The Global Development Initiative proposed by President Xi Jinping at the UN General Assembly in 2021 is part of China's efforts to redefine and elucidate those principles. What makes the GDI special is that it makes transparent the concept of development, with special focus on developing countries. This differs greatly from the priorities set by the G7 and the European Union, which put emphasis on "political change" rather than addressing the urgent needs of humankind such as the eradication of poverty and hunger, and providing clean water, electricity, healthcare and education for the people.

Even when the West-backed institutions like the World Bank finance "development" projects in developing countries, they do so at a small or micro level with no tangible impact on national economies. The World Bank has been opposing the notion of "mega projects" such as the hydropower projects in Ethiopia and the Democratic Republic of Congo.

The West's policies, which often translate into interference in the political and internal affairs of developing countries, by instigating regime change by destabilizing a country's political system or outright military invasion, have alienated many African and Asian countries from Western financing institutions. In contrast, China's common development principle appears more attractive to the developing countries in general, not least because China, despite itself being a developing country, has lifted about 800 million people out of extreme poverty and is marching toward realizing common prosperity.

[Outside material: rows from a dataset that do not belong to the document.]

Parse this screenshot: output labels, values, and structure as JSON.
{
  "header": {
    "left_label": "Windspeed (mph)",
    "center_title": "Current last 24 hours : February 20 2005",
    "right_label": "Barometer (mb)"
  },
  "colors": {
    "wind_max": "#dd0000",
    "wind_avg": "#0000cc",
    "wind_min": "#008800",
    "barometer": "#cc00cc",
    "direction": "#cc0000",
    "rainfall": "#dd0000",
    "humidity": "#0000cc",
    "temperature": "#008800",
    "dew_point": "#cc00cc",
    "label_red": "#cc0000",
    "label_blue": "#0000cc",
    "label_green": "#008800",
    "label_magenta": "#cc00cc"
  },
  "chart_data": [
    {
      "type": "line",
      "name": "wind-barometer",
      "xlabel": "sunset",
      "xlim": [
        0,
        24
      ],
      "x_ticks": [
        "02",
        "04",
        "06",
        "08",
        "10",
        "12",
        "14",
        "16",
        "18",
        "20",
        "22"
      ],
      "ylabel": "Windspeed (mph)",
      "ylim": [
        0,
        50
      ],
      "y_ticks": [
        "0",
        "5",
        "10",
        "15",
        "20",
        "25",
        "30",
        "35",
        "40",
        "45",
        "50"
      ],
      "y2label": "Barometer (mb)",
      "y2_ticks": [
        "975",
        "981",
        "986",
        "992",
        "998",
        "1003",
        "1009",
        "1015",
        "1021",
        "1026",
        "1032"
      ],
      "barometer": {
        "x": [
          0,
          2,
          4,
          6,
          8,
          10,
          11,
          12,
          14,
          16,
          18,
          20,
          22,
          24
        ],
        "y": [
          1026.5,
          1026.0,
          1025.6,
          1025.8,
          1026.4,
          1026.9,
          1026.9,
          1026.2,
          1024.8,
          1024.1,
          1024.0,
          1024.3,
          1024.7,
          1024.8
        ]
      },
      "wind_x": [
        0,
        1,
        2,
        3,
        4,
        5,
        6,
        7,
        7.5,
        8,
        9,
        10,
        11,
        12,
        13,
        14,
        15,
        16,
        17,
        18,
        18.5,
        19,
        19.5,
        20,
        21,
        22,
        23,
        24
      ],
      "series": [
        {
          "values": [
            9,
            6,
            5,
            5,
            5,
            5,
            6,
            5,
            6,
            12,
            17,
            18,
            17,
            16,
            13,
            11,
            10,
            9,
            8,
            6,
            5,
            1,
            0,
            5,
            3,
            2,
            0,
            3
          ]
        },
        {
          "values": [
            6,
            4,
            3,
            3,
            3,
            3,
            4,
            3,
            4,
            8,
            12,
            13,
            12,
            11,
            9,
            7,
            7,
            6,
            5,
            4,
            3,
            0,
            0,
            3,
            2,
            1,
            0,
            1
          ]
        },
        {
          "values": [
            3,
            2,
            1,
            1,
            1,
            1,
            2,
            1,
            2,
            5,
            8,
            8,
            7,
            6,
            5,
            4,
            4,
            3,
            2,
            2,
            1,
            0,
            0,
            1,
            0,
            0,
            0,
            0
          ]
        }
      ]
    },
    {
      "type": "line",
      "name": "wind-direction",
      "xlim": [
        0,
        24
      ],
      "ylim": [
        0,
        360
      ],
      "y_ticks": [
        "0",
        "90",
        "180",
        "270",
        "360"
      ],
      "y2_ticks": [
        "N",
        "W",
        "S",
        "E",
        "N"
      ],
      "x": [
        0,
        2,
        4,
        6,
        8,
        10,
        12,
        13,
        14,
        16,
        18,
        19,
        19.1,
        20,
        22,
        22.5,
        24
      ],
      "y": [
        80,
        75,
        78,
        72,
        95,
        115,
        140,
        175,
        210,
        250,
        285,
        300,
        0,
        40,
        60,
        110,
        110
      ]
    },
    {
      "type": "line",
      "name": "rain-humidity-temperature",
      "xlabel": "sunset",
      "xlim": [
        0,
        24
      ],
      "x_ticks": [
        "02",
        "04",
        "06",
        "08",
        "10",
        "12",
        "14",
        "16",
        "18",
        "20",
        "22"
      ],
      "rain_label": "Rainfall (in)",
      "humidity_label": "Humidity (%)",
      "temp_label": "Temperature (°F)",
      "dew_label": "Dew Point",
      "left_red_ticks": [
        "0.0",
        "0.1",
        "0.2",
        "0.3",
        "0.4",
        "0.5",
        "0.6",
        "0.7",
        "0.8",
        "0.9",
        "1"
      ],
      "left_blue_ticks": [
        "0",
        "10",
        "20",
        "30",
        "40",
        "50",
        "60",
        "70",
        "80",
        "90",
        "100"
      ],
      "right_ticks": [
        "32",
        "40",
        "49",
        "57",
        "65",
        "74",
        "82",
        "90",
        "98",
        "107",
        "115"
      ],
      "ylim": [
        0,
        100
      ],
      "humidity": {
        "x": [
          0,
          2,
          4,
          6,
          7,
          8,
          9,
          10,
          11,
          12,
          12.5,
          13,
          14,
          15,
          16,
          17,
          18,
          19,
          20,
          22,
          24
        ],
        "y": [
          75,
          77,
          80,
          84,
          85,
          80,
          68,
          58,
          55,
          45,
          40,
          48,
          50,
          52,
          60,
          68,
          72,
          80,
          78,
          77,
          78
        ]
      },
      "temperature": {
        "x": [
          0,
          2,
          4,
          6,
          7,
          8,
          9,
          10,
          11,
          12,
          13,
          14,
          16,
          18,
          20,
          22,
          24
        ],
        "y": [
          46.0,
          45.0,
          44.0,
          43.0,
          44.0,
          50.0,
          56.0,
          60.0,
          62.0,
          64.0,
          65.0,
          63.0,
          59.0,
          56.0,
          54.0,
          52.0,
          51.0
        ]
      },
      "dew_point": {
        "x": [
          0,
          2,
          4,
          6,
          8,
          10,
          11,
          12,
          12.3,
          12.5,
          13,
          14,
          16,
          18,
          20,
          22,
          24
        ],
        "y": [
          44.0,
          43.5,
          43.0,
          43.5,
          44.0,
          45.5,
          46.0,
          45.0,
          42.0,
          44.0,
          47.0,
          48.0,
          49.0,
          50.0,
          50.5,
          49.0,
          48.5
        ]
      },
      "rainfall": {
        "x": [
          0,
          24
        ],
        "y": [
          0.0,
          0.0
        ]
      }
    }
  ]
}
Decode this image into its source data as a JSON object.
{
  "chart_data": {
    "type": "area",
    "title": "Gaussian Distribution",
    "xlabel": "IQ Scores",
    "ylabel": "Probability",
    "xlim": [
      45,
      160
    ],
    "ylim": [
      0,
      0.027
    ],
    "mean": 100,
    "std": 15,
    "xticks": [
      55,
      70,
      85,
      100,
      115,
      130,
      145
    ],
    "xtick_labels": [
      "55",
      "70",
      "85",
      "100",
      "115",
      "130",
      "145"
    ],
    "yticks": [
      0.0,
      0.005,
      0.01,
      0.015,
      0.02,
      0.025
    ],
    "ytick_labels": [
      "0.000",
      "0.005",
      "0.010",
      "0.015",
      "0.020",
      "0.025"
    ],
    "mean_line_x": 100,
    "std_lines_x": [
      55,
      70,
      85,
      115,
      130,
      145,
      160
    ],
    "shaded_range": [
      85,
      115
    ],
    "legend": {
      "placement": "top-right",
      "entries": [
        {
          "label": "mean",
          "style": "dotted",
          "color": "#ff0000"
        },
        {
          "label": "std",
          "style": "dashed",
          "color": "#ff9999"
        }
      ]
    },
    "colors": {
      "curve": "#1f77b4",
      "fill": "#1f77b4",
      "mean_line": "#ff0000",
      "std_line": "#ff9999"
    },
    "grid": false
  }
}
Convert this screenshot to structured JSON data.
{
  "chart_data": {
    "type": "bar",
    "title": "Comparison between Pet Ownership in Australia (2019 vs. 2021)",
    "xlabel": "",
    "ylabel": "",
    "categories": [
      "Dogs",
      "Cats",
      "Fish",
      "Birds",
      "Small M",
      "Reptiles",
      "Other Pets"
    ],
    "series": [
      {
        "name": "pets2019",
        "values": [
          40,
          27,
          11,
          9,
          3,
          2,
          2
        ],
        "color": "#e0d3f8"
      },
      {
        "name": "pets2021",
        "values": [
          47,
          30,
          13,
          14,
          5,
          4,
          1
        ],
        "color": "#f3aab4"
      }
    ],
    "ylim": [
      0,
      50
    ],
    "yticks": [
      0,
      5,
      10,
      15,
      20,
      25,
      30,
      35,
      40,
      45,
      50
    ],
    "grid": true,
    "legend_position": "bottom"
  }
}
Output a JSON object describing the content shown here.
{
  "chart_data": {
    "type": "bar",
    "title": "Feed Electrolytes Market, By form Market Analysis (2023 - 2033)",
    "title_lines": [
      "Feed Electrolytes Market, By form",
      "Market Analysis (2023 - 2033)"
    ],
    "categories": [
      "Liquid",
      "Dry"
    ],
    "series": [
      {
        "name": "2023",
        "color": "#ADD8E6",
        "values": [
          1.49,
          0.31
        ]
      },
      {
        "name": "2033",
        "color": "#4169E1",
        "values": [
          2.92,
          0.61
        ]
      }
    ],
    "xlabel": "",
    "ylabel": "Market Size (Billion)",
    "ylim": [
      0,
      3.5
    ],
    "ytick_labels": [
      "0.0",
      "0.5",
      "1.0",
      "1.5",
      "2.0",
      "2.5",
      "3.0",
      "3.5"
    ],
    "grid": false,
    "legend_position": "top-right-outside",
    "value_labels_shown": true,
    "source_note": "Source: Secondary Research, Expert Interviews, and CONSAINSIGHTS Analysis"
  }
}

As for the Global Security Initiative, it was proposed by Xi in April 2022 amid rising tensions in Europe over the Russia-Ukraine conflict and diminishing efforts to find a diplomatic solution to the problem. In fact, Western powers were (and still are) supplying weapons to Ukraine, making the conflict even more difficult to resolve.

In this sense, security and development are inseparable. As such, maintaining peace through economic development has become the new norm for global governance. The development requirements of the Global South are enormous, albeit even the industrialized world is suffering due to its aging infrastructure, deteriorating services, and increasing economic and social woes.

China alone cannot solve all the problems of the world. There is a need to redefine the notions of development and security by all countries to overcome the myriad of common global challenges. In this context, the Belt and Road Initiative has proved to be a suitable and attractive model for developing countries to promote their economic development. Therefore, the initiative should be supported by the Western powers, not undermined, for the benefit of all.

The author is a board member of the Belt and Road Institute in Sweden.

The views don't necessarily represent those of China Daily.